La cour suprême dans sa chambre de cassation vient de confirmer  la condamnation à dix ans de prison de Floriane Irangabiye. En détention depuis un an et demi, plusieurs voix ne cessent de plaider pour sa libération car, injustement détenue. Son équipe de la radio Igicaniro se dit triste mais pas désespérée.

« Les  confrères de Floriane Irangabiye   avons mal accueilli la décision de la Cour suprême de rejeter le pourvoi contre l'arrêt de la Cour d'appel. » A fait savoir Arsène Bitabuzi, journaliste de la radio en ligne Igicaniro qui n’ignore pas aussi la tristesse de toute la famille burundaise des journalistes et plus spécialement de ses propres enfants qui ont toujours besoin du soutien de leur maman pour le moment emprisonné injustement.

 ‘’Ce qui ne tue pas te rend sans doute fort’’, rappelle Arsène Bitabuzi.  Floriane Irangabiye a depuis son arrestation  montré que c’est une femme très forte et une femme de parole. «  Les premiers jours de son emprisonnement, elle a refusé d’apposer sa signature sur des aveux qui incriminaient d’autres injustement, acceptant d’en payer le prix. » Témoigne Bitabuzi.

Rejet de la cour suprême  

Dans la signification de l'arrêt transmis ce 15 février, la Cour suprême rejette le pourvoi en cassation introduit en juin 2023 par les avocats de Floriane Irangabiye.
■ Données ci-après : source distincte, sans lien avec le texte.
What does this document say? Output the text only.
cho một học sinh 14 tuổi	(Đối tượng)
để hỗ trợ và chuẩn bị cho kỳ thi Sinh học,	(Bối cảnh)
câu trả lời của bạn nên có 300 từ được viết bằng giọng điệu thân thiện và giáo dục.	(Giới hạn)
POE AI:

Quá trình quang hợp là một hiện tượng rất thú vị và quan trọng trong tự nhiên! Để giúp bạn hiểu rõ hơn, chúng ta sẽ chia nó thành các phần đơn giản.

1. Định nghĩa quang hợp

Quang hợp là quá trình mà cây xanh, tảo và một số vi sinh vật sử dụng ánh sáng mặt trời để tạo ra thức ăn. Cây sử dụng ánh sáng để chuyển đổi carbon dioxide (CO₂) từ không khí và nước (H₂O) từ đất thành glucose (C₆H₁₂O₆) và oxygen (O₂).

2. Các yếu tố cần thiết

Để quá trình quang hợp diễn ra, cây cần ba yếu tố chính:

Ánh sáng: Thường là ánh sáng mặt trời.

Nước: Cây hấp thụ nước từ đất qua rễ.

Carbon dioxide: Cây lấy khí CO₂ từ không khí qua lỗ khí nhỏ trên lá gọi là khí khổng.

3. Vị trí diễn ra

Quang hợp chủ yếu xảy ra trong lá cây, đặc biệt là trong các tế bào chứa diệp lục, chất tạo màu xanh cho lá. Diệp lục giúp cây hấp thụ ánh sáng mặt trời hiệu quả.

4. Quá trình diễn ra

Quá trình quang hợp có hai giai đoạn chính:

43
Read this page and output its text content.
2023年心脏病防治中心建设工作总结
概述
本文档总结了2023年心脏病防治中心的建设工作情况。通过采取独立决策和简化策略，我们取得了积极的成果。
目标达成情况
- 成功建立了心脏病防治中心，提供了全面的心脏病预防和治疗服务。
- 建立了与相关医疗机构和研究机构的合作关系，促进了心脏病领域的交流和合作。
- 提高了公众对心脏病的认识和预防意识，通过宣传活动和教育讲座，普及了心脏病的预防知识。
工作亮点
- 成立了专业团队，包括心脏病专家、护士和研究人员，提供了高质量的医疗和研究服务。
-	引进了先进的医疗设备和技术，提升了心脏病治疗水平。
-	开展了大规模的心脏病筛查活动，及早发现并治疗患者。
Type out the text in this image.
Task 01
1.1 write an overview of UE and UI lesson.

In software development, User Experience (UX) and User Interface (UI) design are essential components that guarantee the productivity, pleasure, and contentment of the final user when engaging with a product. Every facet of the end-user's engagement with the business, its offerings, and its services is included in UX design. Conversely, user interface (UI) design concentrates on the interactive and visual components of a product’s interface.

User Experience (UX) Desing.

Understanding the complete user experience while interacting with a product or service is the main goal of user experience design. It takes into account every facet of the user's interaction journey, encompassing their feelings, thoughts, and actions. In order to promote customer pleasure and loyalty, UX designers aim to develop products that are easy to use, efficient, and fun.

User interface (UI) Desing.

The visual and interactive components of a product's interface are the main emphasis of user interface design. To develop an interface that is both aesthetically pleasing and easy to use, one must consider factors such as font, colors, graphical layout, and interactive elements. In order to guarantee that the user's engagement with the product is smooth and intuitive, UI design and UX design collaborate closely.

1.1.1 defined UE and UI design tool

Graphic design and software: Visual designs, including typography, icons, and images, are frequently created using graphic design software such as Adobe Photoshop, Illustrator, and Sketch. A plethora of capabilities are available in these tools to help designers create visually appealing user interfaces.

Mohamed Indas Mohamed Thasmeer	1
Cette Cour juge infondées les irrégularités dénoncées par la partie défenderesse.

Depuis l'arrestation de la journaliste en août 2022, la journaliste de la radio Igicaniro Floriane Irangabiye a écopé de dix ans de prison ferme pour ‘’atteinte à l'intégrité du territoire national.’’  Elle doit payer aussi une amende d'un million de francs burundais, selon l'arrêt de la Cour d'appel de Bujumbura, contre lequel la Cour suprême vient de rejeter le pourvoi.

 Mais selon nos sources proches de la Cour suprême, deux hauts gradés de l’armée burundaise ont pesé sur la décision de cette instance judiciaire. Il s'agit du chef du cabinet civil du Président de la République le Général Aloys Sindayihebura, ainsi que le patron du Service National des Renseignements, le Général Ildephonse Habarurema. C'est le Général Sindayihebura  qui a arrêté la journaliste en 2022. A l'époque, il était le chef du département de la sécurité intérieure à la police présidentielle.

 L'arrêt de la Cour suprême sur le dossier de la journaliste Florian Irangabiye confirme les motivations politiques non avouées qui sont cachées par les deux Généraux du Service National des Renseignements et du cabinet civil du Président de la République.

Les voies de recours devant les instances judiciaires sont épuisées, il ne reste que la procédure de révision chez le ministre de la justice.